Precautions & Warnings
Bone marrow suppression during therapy. Monitor cardiac function if conduction abnormalities result. Premedicaton (with corticosteroid, antihistamine and histamine H2-receptor antagonist) may be required to reduce risk of hypersensitivity reaction. Discontinue, if severe reactions e.g. hypotension, dyspnoea, angioedema or urticaria occur.
Caution in patients with moderate hepatic impairment.

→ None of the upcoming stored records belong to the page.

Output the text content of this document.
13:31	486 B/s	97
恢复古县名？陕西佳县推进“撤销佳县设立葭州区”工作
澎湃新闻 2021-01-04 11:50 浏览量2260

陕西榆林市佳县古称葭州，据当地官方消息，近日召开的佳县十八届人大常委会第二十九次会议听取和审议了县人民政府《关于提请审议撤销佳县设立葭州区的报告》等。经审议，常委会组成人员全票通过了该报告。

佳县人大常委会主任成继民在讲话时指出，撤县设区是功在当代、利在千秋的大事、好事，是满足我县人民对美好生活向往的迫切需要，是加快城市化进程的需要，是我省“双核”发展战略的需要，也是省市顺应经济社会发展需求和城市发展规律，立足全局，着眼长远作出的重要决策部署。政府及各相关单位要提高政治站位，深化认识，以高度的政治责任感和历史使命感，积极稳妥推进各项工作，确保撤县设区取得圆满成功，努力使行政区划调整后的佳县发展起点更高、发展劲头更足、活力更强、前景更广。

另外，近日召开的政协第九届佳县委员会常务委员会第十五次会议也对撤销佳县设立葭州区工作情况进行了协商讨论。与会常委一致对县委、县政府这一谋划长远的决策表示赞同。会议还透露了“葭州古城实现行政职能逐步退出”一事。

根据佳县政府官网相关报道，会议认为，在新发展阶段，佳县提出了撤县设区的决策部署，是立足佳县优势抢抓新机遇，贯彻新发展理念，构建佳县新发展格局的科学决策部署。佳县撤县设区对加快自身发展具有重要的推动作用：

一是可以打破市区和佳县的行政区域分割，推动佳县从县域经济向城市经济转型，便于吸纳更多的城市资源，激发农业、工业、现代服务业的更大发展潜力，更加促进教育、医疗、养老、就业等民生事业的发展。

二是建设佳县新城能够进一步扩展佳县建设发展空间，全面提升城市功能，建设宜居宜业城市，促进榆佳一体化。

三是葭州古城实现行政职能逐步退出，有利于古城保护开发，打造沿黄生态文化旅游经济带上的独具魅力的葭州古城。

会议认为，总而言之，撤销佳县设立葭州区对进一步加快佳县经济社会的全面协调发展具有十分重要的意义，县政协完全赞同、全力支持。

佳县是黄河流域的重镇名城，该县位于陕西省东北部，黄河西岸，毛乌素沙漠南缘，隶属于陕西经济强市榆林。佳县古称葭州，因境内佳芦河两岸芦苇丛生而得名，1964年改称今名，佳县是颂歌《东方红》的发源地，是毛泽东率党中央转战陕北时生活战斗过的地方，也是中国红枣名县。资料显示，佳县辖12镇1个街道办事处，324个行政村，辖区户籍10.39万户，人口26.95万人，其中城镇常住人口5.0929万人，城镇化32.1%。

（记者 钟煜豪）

Monitor for reactions of admin. Safety and efficacy in paediatric patients have not been established. Administer before platinum derivatives (cisplatin, carboplatin) if used in combination. Hazardous agent; use appropriate precautions for handling and disposal.
Use in Special Populations
Hepatic Impairment:
Advanced non-small cell lung cancer: Do not use in severe impairment, increased risk of hepatotoxicity. For detailed dosing recommendation, consult local protocol.
Ovarian carcinoma: Do not use in severe impairment, increased risk of hepatotoxicity. For detailed dosing recommendations,
consult local protocol.
Breast cancer: Do not use in severe impairment, increased risk of hepatotoxicity. For detailed dosing recommendation, consult local protocol.
AIDS-related Kaposi’s sarcoma: Do not use in severe impairment, increased risk of hepatotoxicity. For detailed dosing recommendation, consult local protocol.
Overdose Effects
Complications: bone marrow suppression, peripheral neurotoxicity and mucositis. There is no known antidote. Treatment is symptom specific and supportive.
Reconstitution
Paclitaxel must be diluted before infusion. It can be diluted in 0.9% sodium chloride inj, 5% dextrose inj, 5% dextrose and 0.9% sodium chloride inj or 5% dextrose in lactated Ringer’s inj to a concentration of 0.3-1.2 mg/ml.